At this point, God had already done radical things in my life, but He was not done.  Next we went to the voodoo temple, the place that houses the doll that the people worship.  I have been to the temple between 10 and 15 times, and the only time I was ever allowed inside was my very first trip.  Our translator knew the person at the door, and he let our group in.  For the first time since God had used this place to turn my world upside down, I went back inside.  I cannot accurately describe the inside of the temple.  It is a place of darkness and pure evil.  There are sick people laying in back corners, people praying, people crying, and people worshipping.  The people’s eyes are dull and almost lifeless.  There is alcohol, candles, and incense all over the place.  The smells are overwhelming, but the atmosphere makes it the worst place I have ever been in.  Even though I know God is always with me, the evil is so prevalent there that it is hard to feel Him.  I feel almost engulfed and choked by this evil.  The doll, Saint Anne, is upstairs in a glass case.  People sit in pews in this room and fervently pray to her.  Their dedication breaks my heart.  It breaks my heart because I know what they are putting their hope into cannot help them. 
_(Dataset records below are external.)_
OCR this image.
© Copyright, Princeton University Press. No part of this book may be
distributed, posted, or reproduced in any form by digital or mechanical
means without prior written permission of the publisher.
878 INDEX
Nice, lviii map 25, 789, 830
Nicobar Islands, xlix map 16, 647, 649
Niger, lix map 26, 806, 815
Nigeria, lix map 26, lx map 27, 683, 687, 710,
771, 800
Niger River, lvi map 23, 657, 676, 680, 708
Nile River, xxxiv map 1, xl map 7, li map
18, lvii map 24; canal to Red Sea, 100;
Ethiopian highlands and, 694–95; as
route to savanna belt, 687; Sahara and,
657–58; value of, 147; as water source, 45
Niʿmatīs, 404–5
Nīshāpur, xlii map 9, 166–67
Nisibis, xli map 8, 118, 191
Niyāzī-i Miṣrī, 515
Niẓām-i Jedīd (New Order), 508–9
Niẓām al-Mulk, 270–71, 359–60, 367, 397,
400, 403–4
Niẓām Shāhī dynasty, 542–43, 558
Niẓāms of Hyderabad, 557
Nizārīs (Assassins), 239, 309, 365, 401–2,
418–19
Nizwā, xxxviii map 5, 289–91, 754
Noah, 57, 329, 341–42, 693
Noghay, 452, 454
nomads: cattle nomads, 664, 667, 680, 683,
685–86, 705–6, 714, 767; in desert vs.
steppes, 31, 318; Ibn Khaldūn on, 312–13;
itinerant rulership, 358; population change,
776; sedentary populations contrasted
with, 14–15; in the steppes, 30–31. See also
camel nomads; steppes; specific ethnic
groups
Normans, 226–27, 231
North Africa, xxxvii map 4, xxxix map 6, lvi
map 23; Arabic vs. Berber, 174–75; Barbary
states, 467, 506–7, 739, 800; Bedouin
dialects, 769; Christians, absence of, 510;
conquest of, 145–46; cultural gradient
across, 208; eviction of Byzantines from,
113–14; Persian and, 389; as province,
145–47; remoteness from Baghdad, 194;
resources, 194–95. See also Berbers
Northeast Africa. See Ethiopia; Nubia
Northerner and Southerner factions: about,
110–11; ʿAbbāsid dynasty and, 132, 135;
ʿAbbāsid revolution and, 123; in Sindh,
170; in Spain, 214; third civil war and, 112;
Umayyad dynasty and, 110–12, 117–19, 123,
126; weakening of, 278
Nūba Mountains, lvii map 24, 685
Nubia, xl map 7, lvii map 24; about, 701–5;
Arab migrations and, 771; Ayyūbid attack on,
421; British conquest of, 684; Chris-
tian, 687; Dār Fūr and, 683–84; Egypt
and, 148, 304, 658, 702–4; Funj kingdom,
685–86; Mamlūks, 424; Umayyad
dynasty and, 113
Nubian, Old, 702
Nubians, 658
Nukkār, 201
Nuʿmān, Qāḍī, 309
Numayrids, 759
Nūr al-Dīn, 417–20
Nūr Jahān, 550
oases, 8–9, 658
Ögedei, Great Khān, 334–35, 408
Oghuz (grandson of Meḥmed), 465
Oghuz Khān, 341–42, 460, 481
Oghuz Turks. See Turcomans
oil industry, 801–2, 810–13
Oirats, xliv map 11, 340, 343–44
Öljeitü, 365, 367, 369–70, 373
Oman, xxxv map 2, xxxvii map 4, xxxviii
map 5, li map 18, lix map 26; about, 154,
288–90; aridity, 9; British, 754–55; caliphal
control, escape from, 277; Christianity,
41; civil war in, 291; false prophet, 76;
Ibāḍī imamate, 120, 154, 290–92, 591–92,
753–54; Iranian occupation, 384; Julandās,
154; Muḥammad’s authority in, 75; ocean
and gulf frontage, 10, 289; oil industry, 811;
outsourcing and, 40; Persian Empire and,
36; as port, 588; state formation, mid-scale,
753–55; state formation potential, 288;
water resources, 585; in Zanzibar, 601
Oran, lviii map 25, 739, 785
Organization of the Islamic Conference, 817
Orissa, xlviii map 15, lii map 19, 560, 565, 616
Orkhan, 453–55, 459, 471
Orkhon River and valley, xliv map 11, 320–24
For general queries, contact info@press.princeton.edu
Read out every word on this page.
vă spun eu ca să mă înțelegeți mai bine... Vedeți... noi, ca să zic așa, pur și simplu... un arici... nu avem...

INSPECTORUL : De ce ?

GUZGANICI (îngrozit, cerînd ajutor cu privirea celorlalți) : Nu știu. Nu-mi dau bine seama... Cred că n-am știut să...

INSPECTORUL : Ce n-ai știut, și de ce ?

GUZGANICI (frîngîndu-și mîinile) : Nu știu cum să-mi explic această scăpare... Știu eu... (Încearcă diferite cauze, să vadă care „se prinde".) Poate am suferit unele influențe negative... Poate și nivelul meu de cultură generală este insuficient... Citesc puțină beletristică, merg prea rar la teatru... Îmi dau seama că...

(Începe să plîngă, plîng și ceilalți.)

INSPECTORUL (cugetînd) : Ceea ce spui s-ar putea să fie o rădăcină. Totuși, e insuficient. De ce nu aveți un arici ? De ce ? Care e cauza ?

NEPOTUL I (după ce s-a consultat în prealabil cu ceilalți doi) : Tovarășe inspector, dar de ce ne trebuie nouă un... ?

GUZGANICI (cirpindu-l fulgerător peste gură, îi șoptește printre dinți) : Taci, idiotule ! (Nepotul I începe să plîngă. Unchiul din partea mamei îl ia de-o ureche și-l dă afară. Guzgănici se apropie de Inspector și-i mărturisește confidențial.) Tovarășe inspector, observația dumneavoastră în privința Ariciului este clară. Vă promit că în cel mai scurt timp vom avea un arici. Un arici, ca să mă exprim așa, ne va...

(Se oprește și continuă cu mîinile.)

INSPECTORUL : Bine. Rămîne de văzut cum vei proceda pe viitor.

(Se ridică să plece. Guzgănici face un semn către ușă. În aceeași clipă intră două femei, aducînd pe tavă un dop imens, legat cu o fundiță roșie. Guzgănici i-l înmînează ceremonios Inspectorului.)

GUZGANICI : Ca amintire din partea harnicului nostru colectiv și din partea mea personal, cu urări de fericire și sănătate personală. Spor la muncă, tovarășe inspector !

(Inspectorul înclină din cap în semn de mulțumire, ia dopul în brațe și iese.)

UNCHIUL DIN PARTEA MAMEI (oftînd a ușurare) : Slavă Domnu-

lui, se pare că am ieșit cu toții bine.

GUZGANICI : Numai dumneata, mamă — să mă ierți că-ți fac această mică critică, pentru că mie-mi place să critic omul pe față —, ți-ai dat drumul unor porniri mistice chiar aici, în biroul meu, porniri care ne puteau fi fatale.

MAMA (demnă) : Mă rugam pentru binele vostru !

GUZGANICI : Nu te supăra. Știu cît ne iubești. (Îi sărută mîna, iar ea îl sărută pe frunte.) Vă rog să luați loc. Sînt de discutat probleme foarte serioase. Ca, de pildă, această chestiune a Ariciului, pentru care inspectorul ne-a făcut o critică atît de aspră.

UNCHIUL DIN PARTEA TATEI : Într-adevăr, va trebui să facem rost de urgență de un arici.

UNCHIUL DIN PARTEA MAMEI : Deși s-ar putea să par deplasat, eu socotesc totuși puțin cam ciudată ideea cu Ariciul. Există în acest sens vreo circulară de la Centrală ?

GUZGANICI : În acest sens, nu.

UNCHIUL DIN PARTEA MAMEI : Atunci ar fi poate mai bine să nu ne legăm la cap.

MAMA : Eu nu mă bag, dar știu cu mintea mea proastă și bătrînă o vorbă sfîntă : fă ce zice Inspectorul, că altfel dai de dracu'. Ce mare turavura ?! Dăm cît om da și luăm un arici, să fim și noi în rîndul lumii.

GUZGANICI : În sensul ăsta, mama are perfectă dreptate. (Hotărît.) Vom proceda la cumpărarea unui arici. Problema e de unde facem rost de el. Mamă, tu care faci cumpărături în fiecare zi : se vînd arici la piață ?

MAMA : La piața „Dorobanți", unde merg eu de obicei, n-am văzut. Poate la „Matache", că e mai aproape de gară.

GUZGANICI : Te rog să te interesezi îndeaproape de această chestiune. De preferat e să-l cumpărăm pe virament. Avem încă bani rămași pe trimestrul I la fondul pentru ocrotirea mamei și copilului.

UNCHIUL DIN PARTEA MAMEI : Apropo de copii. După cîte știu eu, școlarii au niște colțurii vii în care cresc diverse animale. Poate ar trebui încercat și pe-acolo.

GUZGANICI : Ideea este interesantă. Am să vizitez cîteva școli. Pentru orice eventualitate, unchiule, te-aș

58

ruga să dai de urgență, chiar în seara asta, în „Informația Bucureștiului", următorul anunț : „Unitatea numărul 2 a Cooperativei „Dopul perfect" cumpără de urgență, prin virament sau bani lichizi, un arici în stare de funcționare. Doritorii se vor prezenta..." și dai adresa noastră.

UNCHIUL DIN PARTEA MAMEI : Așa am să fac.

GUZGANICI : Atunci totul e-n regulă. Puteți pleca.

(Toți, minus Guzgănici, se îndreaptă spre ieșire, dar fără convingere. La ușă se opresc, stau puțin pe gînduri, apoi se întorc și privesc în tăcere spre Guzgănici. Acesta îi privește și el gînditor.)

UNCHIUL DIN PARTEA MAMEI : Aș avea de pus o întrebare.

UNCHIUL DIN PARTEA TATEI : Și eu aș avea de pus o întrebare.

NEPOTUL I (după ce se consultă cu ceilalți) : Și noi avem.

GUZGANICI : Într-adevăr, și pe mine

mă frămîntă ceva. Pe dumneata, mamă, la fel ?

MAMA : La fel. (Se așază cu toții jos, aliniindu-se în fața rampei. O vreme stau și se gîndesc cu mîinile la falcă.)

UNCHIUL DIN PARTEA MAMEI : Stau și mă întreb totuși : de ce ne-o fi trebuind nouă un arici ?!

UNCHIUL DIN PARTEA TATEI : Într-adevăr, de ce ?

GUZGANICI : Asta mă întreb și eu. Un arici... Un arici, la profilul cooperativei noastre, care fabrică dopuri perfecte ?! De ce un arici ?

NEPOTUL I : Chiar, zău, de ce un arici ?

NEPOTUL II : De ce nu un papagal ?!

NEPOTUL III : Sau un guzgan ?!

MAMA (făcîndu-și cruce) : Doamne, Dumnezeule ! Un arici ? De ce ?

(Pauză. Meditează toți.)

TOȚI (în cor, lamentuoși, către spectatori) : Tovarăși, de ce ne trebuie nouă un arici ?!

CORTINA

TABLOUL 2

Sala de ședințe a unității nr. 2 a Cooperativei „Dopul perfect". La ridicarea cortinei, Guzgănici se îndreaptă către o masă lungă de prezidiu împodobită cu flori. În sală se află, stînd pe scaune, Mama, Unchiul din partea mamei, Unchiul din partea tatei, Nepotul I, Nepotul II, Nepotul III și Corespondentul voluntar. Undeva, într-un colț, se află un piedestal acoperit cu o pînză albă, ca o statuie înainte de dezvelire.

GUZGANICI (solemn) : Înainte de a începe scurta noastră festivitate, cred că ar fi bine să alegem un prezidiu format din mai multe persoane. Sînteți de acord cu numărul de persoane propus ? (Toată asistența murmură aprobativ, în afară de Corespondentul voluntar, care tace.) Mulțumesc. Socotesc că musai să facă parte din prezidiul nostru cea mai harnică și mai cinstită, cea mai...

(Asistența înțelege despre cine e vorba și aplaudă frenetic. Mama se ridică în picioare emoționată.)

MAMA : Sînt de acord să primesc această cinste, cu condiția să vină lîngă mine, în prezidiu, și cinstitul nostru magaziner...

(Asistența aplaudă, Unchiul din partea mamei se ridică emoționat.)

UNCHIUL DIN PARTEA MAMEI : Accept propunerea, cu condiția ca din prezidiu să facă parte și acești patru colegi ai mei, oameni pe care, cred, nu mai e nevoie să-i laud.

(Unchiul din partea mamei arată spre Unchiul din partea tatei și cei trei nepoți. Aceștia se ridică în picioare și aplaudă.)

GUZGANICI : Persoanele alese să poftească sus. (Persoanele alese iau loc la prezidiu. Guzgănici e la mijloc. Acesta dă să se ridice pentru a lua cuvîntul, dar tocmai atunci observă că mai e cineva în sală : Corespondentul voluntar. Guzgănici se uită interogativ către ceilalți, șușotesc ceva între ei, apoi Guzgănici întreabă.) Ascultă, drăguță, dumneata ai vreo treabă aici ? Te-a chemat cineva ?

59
I think the temple shook everyone on the team up a little.  I am thankful that they had the opportunity to see it though because it shows them what we truly are up against.  Voodoo does have a power over people, and we are called to break that power by spreading God’s word.  We are called to be His lights in the midst of darkness.  I truly believe that He did more than just something radical in my life: He did something radical in everyone’s lives. 

It was a hard day, but God blessed me afterwards.  I was able to take the group to Jim’s and Niason’s house.  We spent time with the family, and prayed over them.  By the end of the prayer, I was sobbing as was their family.  I love those children more than anything, and I am so thankful God put them in my life.  Spending time at their house was such an amazing experience because it showed me that I meant as much to them as they do me.  They have not had an easy life, and it breaks my heart to see the conditions they live in.  However, I am so encouraged by their smiles and joy.  They are some of the happiest people I have ever met. 

Saying goodbye to the family, to my bracelet boys, and my brother was extremely difficult.  I miss them all so much already.  My heart hurts for Haiti.  I know God has a plan for me in Haiti, but the waiting now is hard.  There is so much to do, so many people to love, I just wish I could be there already. 

This is not the end of me in Haiti, and I pray it is just the beginning of Blue Grass in Haiti.